Decoration suggestions: A slice of pineapple - orange zest and cinnamon stick.

Tataki de truite

Trout Tataki with yuzu zests, crunchy vegetable julienne, green apple and candied ginger.

Pure, fresh, and slight acidic vivacity. The roundness and the textuer of Cognac PARK Mizunara Original perfectly matches the melting taste of the trout in Tataki.

Cognac Park Mizunara Original can be served in a tulip glass at 18° so as to free all the aromatic finesse.

roquefort crémeux

Prune marmalade, creamy roquefort cheese and grilled almonds.

The creamy and melting roquefort taste, combined with the prunes, reveals the tertiary aromatic complexity of Cognac PARK Extra Grande Champagne.


café grand cru pur arabica

Finish a meal with the sublime beauty of a grand cru Arabica coffee, or for the greedier, add a square of 72% cocoa dark chocolate, and finally end with a CIGARES H. UPMANN MAGNUM 46 cigar, "with a typical leather aroma.

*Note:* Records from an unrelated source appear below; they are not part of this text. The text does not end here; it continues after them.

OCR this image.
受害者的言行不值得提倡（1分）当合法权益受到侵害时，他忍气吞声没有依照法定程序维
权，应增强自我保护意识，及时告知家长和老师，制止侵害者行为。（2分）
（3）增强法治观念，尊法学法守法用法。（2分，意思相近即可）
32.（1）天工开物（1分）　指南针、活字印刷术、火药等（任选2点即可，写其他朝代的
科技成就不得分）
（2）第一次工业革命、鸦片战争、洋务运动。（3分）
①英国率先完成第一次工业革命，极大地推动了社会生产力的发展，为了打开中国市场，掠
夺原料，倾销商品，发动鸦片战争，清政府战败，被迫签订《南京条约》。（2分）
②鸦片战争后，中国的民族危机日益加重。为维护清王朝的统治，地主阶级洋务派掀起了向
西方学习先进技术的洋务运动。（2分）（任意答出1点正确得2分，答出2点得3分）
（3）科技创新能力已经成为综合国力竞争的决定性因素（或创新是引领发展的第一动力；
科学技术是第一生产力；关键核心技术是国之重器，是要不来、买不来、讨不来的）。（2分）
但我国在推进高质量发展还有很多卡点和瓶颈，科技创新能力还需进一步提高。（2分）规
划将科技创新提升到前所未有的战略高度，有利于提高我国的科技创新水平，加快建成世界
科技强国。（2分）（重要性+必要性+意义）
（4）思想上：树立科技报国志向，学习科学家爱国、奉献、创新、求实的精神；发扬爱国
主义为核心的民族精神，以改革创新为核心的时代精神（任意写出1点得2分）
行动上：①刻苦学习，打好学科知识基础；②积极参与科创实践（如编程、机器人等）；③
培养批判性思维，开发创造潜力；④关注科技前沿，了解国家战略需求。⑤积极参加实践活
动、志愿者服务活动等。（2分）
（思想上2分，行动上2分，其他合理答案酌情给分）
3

Once lit, the first sensations are those of spices, (pepper) and toast. Secondly, we discover modest aromas of oak (vanilla) and citrus fruits".

These 3 balanced and harmonious associations give a freedom to interpret the full emotions and memories of each.


Effeuillé de melon Charentais

Slivers of Charente melon, dried ham and and charente white grape granita.

At the same time intense and elegant, of great complexity, the hints of lime, of vine blossom mix with an aromatic palette of fresh fruit: peach, plum, fig… a perfect marriage between the crispy acidic melon and the salinity of the ham that come together to excite the flavours of PARK Pineau des Charentes.


A smooth cocktail, creamy and slightly acidic.

  • 5 cl Cognac PARK VS Carte Blanche
  • 2cl lemon juice
  • 1,5 cl Acacia honey
  • 1 eggwhite

1. Pour all the ingredients into the smaller part of the Shaker.
2. Close the Shaker et shake for 10 seconds (without the ice-cubes, so as to obtain a perfect mousse).
3. Open the Shaker and add some ice-cubes; shake for 15 seconds.
4. Filter with the help of a strainer and pour directly into a Martini glass.

Decoration suggestions: a thin slice of pear / powdered orange zest / vanilla pod.

Beignet croustillant de banane

Crunchy banana fritters, hot chocolate coulis, and macadamia nut brittle.

A blend of dried fruit aromas and of roasting, brought by the cognac PARK Borderies and the delicious flavours of the dessert. A perfect balance between the crunchiness of the fritter, the softness of the banana and the flavour of the chocolate with a finale reached by the Macadamia brittle.